We need to ask Him to reveal our own blindness toward others, ourselves, and His glory.

We need to be passionate about the things of God, to want to do the Father’s work in the name of Jesus by the power of the Holy Spirit.

And how?

We read His Word. We get into the Bible: individually, with others, and when we meet as the Church. We must be learning what He has revealed through Scripture and listening to those who have put in the time and training to be teachers and pastors, but always comparing what they say (and write) with the Bible. (Like the Bereans in Acts 17) And we need to be telling others the truth of Christ. It shows we truly believe He is the promised Messiah, the Son of David, the Son of God who takes away the sin world. This is how we acknowledge His glory.

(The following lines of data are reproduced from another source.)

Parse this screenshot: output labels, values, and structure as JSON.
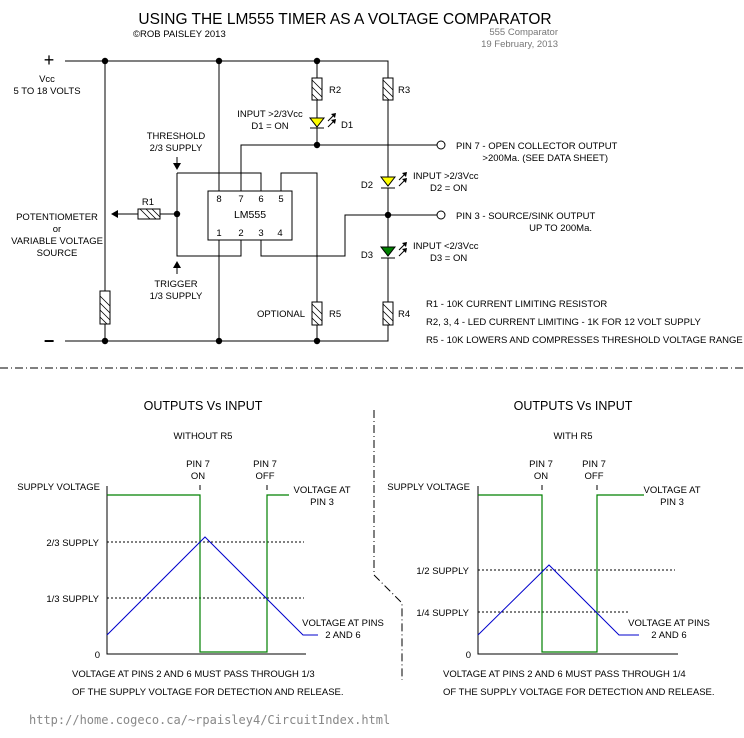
{
  "header": {
    "title": "USING THE LM555 TIMER AS A VOLTAGE COMPARATOR",
    "copyright": "©ROB PAISLEY 2013",
    "doc_name": "555 Comparator",
    "date": "19 February, 2013"
  },
  "circuit": {
    "plus": "+",
    "minus": "−",
    "vcc": "Vcc",
    "vcc_range": "5 TO 18 VOLTS",
    "pot_line1": "POTENTIOMETER",
    "pot_line2": "or",
    "pot_line3": "VARIABLE VOLTAGE",
    "pot_line4": "SOURCE",
    "r1": "R1",
    "r2": "R2",
    "r3": "R3",
    "r4": "R4",
    "r5": "R5",
    "d1": "D1",
    "d2": "D2",
    "d3": "D3",
    "chip": "LM555",
    "pins_top": [
      "8",
      "7",
      "6",
      "5"
    ],
    "pins_bottom": [
      "1",
      "2",
      "3",
      "4"
    ],
    "threshold1": "THRESHOLD",
    "threshold2": "2/3 SUPPLY",
    "trigger1": "TRIGGER",
    "trigger2": "1/3 SUPPLY",
    "optional": "OPTIONAL",
    "d1_note1": "INPUT >2/3Vcc",
    "d1_note2": "D1 = ON",
    "d2_note1": "INPUT >2/3Vcc",
    "d2_note2": "D2 = ON",
    "d3_note1": "INPUT <2/3Vcc",
    "d3_note2": "D3 = ON",
    "pin7_out1": "PIN 7 - OPEN COLLECTOR OUTPUT",
    "pin7_out2": ">200Ma.  (SEE DATA SHEET)",
    "pin3_out1": "PIN 3 - SOURCE/SINK OUTPUT",
    "pin3_out2": "UP TO 200Ma.",
    "notes": [
      "R1 - 10K CURRENT LIMITING RESISTOR",
      "R2, 3, 4 - LED CURRENT LIMITING - 1K FOR 12 VOLT SUPPLY",
      "R5 - 10K  LOWERS AND COMPRESSES THRESHOLD VOLTAGE RANGE"
    ],
    "colors": {
      "led_yellow": "#ffff00",
      "led_green": "#008000"
    }
  },
  "graphs": [
    {
      "heading": "OUTPUTS Vs INPUT",
      "subheading": "WITHOUT R5",
      "pin7_on": [
        "PIN 7",
        "ON"
      ],
      "pin7_off": [
        "PIN 7",
        "OFF"
      ],
      "supply": "SUPPLY VOLTAGE",
      "level_high": "2/3 SUPPLY",
      "level_low": "1/3 SUPPLY",
      "zero": "0",
      "pin3_label": [
        "VOLTAGE AT",
        "PIN 3"
      ],
      "pins26_label": [
        "VOLTAGE AT PINS",
        "2 AND 6"
      ],
      "caption1": "VOLTAGE AT PINS 2 AND 6 MUST PASS THROUGH 1/3",
      "caption2": "OF THE SUPPLY VOLTAGE FOR DETECTION AND RELEASE."
    },
    {
      "heading": "OUTPUTS Vs INPUT",
      "subheading": "WITH R5",
      "pin7_on": [
        "PIN 7",
        "ON"
      ],
      "pin7_off": [
        "PIN 7",
        "OFF"
      ],
      "supply": "SUPPLY VOLTAGE",
      "level_high": "1/2 SUPPLY",
      "level_low": "1/4 SUPPLY",
      "zero": "0",
      "pin3_label": [
        "VOLTAGE AT",
        "PIN 3"
      ],
      "pins26_label": [
        "VOLTAGE AT PINS",
        "2 AND 6"
      ],
      "caption1": "VOLTAGE AT PINS 2 AND 6 MUST PASS THROUGH 1/4",
      "caption2": "OF THE SUPPLY VOLTAGE FOR DETECTION AND RELEASE."
    }
  ],
  "colors": {
    "pin3_trace": "#008000",
    "pins26_trace": "#0000cc"
  },
  "footer": {
    "url": "http://home.cogeco.ca/~rpaisley4/CircuitIndex.html"
  }
}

We should be passionate about sharing Christ with others, unable and unwilling to be told to be quiet about our Great Healer God.!

VerseD: Isaiah 53:5

But he was pierced for our transgressions; he was crushed for our iniquities; upon him was the chastisement that brought us peace,  and with his wounds we are healed.

Isaiah 53:5, ESV

Christ has taken all our sin and shame on Himself that we might have peace and be one with God, healing the rift that we put between ourselves and a holy God.

VerseD: Proverbs 16:24

Gracious words are like a honeycomb, sweetness to the soul and health to the body.
Proverbs 16:24, ESV

Kind, grateful, forgiving, and uplifting words bring joy and even healing.
How muchso the Gospel that reveals the salvation of our souls?
Share the good news.

VerseD: Psalm 126:5

Those who sow in tears shall reap with shouts of joy!
Psalm 126:5, ESV

In Christ we find all our healing, comfort, forgiveness, and joy.
And hope.

VerseD: 3 John 1:2

Beloved, I pray that all may go well with you and that you may be in good health, as it goes well with your soul.
3 John 1:2, ESV

God does not guarantee good health nor a pain-free time in this life, but He is our great healer and comforter. So, pray for His healing hand to remain over you, but always to remain within His will.

VerseD: Psalm 147:3

He heals the brokenhearted and binds up their wounds.
Psalm 147:3, ESV

This world is full of things and people that hurt and mistreat us, but God grants us peace of mind and forgiveness with the hope of freedom from all suffering in eternity.

VerseD: Jeremiah 31:25

“For I will satisfy the weary soul, and every languishing soul I will replenish.”
Jeremiah 31:25, ESV

This world is full of pains and problems and fears. God is the only one who can fully heal and give peace.